The World Bank definition of “high income” has slipped, in relative terms, compared to high income countries in general

The United States has proposed that some (but no means all) IPR obligations involving medicines be modified for countries with incomes below the amount the World Bank defines as “high.” The threshold to be considered a high income country was $12,616 in per capita income for 2012, and is adjusted every year. In contrast, the US per capita income was $50,124 in 2012. (More data here)

At present levels of income, this would create a lower standard for IPR for four of the 12 countries in the TPP, including Mexico, Malaysia, Peru, and Viet Nam. Mexico has indicated it may not even take advantage of the lower standards, if they are available. Malaysia is concerned that it may be reclassified in the not too distant future. Chile would not qualify for the concessions.

The current ratios of national per capita income to World Bank high income threshold are as follows:

  • Australia: 4.72
  • Brunei Darussalam (2009) : 2.59
  • Canada: 4.04
  • Chile: 1.13
  • Japan: 3.79
  • Mexico: 0.76
  • Malaysia: 0.78
  • New Zealand (2011): 2.45
  • Peru: 0.47
  • Singapore: 3.74
  • United States: 3.97
  • Vietnam: 0.11

Some countries have objected to the World Bank definition. Here KEI takes a closer look at how it is calculated.

According to the World Bank:.

The process of setting per capita income thresholds started with finding a stable relationship between a summary measure of well-being such as poverty incidence and infant mortality on the one hand and economic variables including per capita GNI estimated based on the Bank’s Atlas method on the other. Based on such a relationship and the annual availability of Bank’s resources, the original per capita income thresholds were established. Thereafter, the original thresholds have been updated every year to incorporate the effect of international inflation, which is now measured by the average inflation of Japan, the United Kingdom, the United States and the Euro Zone. Thus, the thresholds remain constant in real terms over time. . . . An explicit benchmark between the middle-income and high-income countries was established in 1989 at $6,000 per capita in 1987 prices.

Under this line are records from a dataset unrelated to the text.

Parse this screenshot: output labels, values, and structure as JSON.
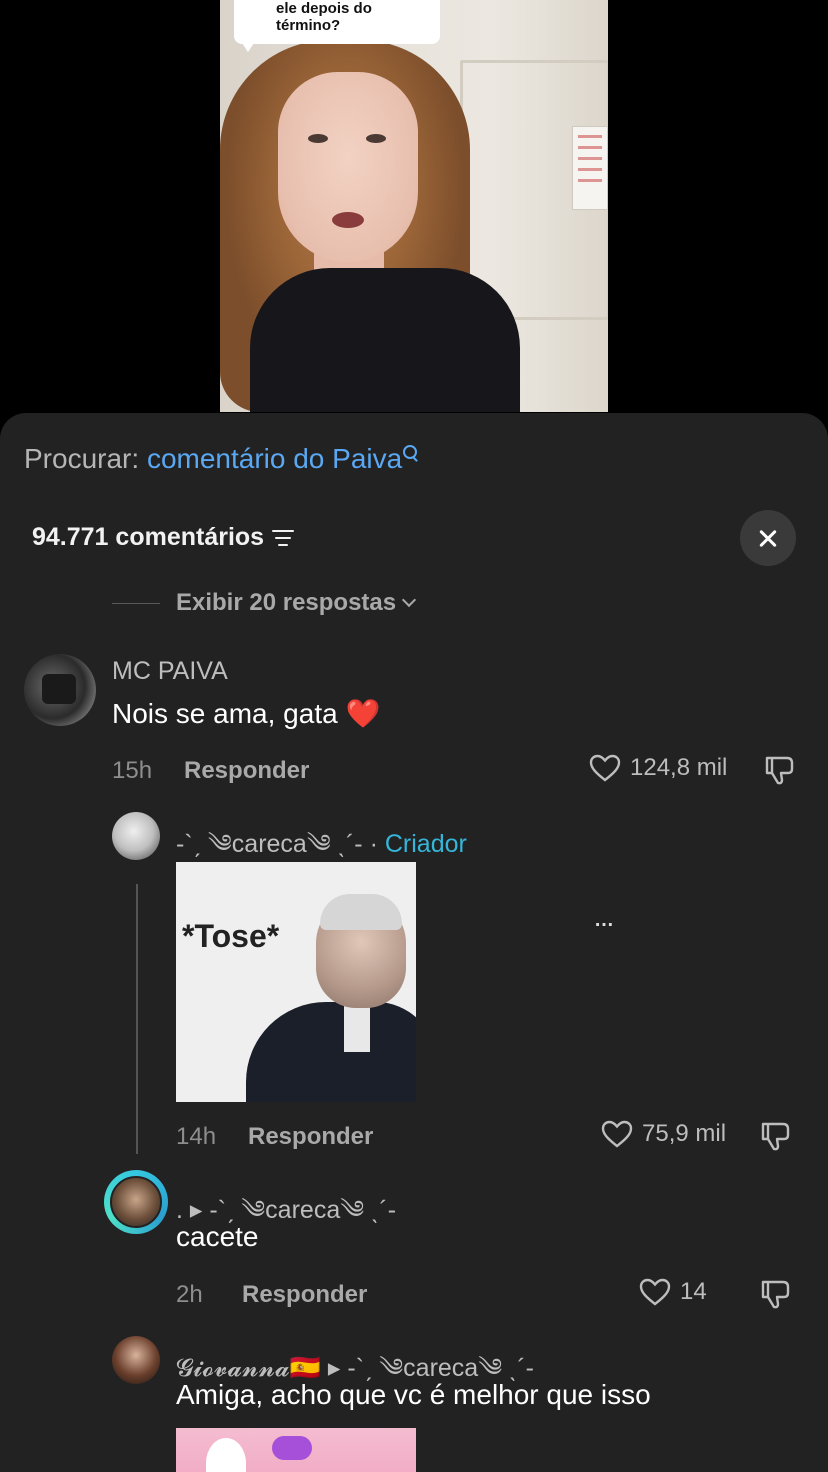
{
  "video": {
    "caption_line1": "ele depois do",
    "caption_line2": "término?"
  },
  "search": {
    "label": "Procurar:",
    "query": "comentário do Paiva"
  },
  "comments_header": {
    "count_label": "94.771 comentários"
  },
  "view_replies": "Exibir 20 respostas",
  "comments": [
    {
      "username": "MC PAIVA",
      "text": "Nois se ama, gata",
      "emoji": "❤️",
      "time": "15h",
      "reply_label": "Responder",
      "likes": "124,8 mil"
    },
    {
      "username": "-`ˏ ༄careca༄ ˎ´- ·",
      "badge": "Criador",
      "gif_text": "*Tose*",
      "ellipsis": "…",
      "time": "14h",
      "reply_label": "Responder",
      "likes": "75,9 mil"
    },
    {
      "username": ". ▸ -`ˏ ༄careca༄ ˎ´-",
      "text": "cacete",
      "time": "2h",
      "reply_label": "Responder",
      "likes": "14"
    },
    {
      "username": "𝓖𝓲𝓸𝓿𝓪𝓷𝓷𝓪🇪🇸 ▸ -`ˏ ༄careca༄ ˎ´-",
      "text": "Amiga, acho que vc é melhor que isso"
    }
  ],
  "colors": {
    "sheet_bg": "#222223",
    "accent_blue": "#5aa8f2",
    "creator_teal": "#35b6d9",
    "heart_red": "#ff2d3c"
  }
}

According to this statement, in 1989, the World Bank decided that in 1987 prices, $6,000 average per capita income was “high,” and the only changes have been adjustments for the inflation rate of the US, Japan, the UK and the Euro Zone.

In past 26 years, the World has changed quite a bit. In 1987, the WB high income threshold was 49 percent of the average for all countries defined by the World Bank as high income, and 42 percent of the average for OECD high income countries. By 2000, this had fallen to 41 and 35 percent. In 2012, the World Bank threshold for a “high” income country had fallen to below 34 percent of the average for all countries defined as high income, and below 30 percent of the countries defined as OECD high income. Thus, the standards for qualifying as high income have slipped, in relative terms.


In 2012, the World Bank threshold for high income had fallen to 25 percent of US per capita income.

From the point of view of broader development objectives, the World Bank may or may not have compelling reasons to keep its 1989 formula. But as an indication of the ability to pay for medicines, this approach suffers, particularly for drugs for diseases like cancer, where global prices can be fairly flat.

The 1989 World Bank methodology takes 1987 average incomes, and then makes adjustments only for inflation. This might be more appropriate for a good for which the prices were increasing at roughly the rate of inflation. For pharmaceutical drugs, prices have often increased at rates higher than the general rate of inflation. Patented drugs are often if not generally priced according to a percieved capacity to pay, without regard to manufacturing or distribution costs, and thus changes in prices are more likely to be related to changes in GNI per capita, than to the general inflation rate.

The current World Bank methodology assumes that a “high” income has not changed in real terms since 1987. Sustained increases in real incomes will lead to any country reaching the 1987 standard, even if they lag far behind others with higher incomes. The World Bank formula also does not take into account any changes in the real price of medicines, a good for which prices are influenced by real incomes, including the real incomes of the very highest income countries, and, the highest income persons living in developing countries.

One can imagine a number of alternative standards for differential IPR treatment in the TPP. The World Bank income classification has the advantage of being well known, and sounding as though it is generous, by only applying the strongest IPR standards to countries that are not “high income.” The problem with the World Bank standard is that the standard has slipped so much, in relative terms, it no lower means what it did in 1987, or even 2000. One simple alternative would be to use a metric tied more directly to the average for high income countries, such as 50 percent of the average income for countries the World Bank considers high income, a metric that is close to the World Bank standard for 1987.

Ultimately, the USTR proposal is a crude effort to implement differential prices, operating on a very small set of parameters. In the longer run, countries have to push for the delinkage pardigm, where it is much easier to implement differential contributions to R&D costs, without having a negative impact on access.